Los NetGen son ya la mayor generación de todos los tiempos. Los más veteranos cuentan con 32 años, y su impacto en el mercado laboral y en las compañías será muy grande. Sólo en Estados Unidos, este grupo contará con 162 millones de personas dentro de tres años.

Como empleados y directivos, los NetGen son partidarios de un entorno laboral colaborativo, de hacer colapsar todo lo que suene a jerarquía rígida, y a forzar a las organizaciones a repensar su manera de reclutar, sus sistemas de compensación y los modelos de supervisión del talento. En realidad, la propia idea del management cambia con los NetGen.

Entender a esta generación supone, inevitablemente, comprender el futuro. Se trata de una manera diferente e irreversible de relación entre las personas y las compañías, que deben estar preparadas para recibir a un nuevo tipo de profesionales.

En la batalla por el talento, y cómo esta afecta a las organizaciones, los empleadores y las compañías que quieran reclutar y atraer a los mejores en el futuro deben darse cuenta de la necesidad que implica esa hiperconectividad, como un imperativo del negocio.


Nuevas fórmulas de relación

El año que se ha ido ha supuesto un crecimiento exponencial de las redes sociales. Según Nielsen Online, sólo Twitter creció desde febrero de 2008 a febrero de 2009 un 1.382%, y Facebook continúa su acoso y derribo a MySpace.

Para el nuevo año, los expertos prevén algunas tendencias de estas redes sociales en auge:

  • Serán menos sociales, es decir, tendrán cada vez más éxito las redes que presenten cierta exclusividad. El concepto y filosofía de red profesional asoma y también la tendencia a pertenecer a grupos exclusivos, en los que no resulta fácil entrar, donde uno aporta y donde, además, la red le aporta algo a uno. Cuando esto no se cumple, la persona que se ha unido a esa red se va, o le echan.
  • Como consecuencia de esto, prima cada vez más la productividad y el interés por obtener beneficios reales.
  • Las compañías tenderán a implantar políticas concretas relativas a las redes sociales, con reglas específicas sobre el compromiso de los empleados.
  • Los dispositivos móviles se convierten en el cordón umbilical principal de las redes sociales. En muchas compañías, la pausa para el cigarrillo podría ser sustituida por la pausa para los medios sociales. Esto se ve favorecido por la aparición y desarrollo de versiones y modelos de dispositivos que respondan a esta nueva 'adicción social '.
  • Compartir ya no significa sólo utilizar el correo electrónico. Los expertos revelan que las nuevas aplicaciones que permiten compartir y distribuir contenidos a través de redes como Facebook o Twitter cambiarán los modelos de uso, y más en la oficina.

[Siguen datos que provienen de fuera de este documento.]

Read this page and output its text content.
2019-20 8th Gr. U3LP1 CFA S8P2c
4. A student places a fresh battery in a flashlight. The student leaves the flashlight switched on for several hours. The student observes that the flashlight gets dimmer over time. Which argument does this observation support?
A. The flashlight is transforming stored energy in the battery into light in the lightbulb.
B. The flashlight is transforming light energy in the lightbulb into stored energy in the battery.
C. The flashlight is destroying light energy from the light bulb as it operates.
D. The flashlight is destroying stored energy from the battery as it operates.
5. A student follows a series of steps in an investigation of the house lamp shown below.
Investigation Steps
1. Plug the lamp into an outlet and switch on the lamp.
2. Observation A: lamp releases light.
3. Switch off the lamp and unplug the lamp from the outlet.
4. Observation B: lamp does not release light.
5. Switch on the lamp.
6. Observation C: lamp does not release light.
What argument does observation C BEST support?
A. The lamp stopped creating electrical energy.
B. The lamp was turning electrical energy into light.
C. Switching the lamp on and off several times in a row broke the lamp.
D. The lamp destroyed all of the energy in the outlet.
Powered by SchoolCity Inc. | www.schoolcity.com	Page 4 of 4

Como en el caso de los dispositivos móviles, los proveedores de contenidos estarán encantados de favorecer estas nuevas fórmulas de distribución.


CEO enredados

Resuelto el dilema acerca de si una compañía debe permitir el uso de las redes sociales en horario laboral, se plantea la cuestión de hasta qué punto los altos cargos directivos se implican en el uso de estas herramientas. De alguna manera, un CEO que 'tuitea ' es un gran activo cuando se trata de poner cara y voz al liderazgo de una compañía en las redes sociales. Su presencia activa demuestra el compromiso del equipo ejecutivo ante sus clientes. A diferencia de la acividad y dedicación que implica un blog, el 'tuiteo ' supone una demanda de tiempo mucho más cómoda para el CEO, aunque requiere un tiempo que muchos no están dispuestos a invertir. Para algunos altos directivos, estar en Twitter es una forma necesaria de mantener el contacto con audiencias clave. Normalmente, esto ocurre en el caso de CEO de compañías tecnológicas, de comunicación o relacionadas con los medios. Para los de otros sectores, Twitter es opcional.

Sobre la presencia del CEO en las redes sociales, Andrés Pérez Ortega, especialista en posicionamiento profesional, se pregunta si "beneficia realmente a una organización el que el CEO se dedique a incluir citas, enlaces o comentar que está desayunando en Dusseldorf", y añade que "este debe saber hacer, hacer, y luego hacer saber, es decir, contarlo. Esta presencia puede servir para posicionarse, aunque asociar la imagen de una empresa a un CEO tiene sus riesgos, porque las personas son imperfectas, y esa visibilidad exclusiva puede resultar perjudicial".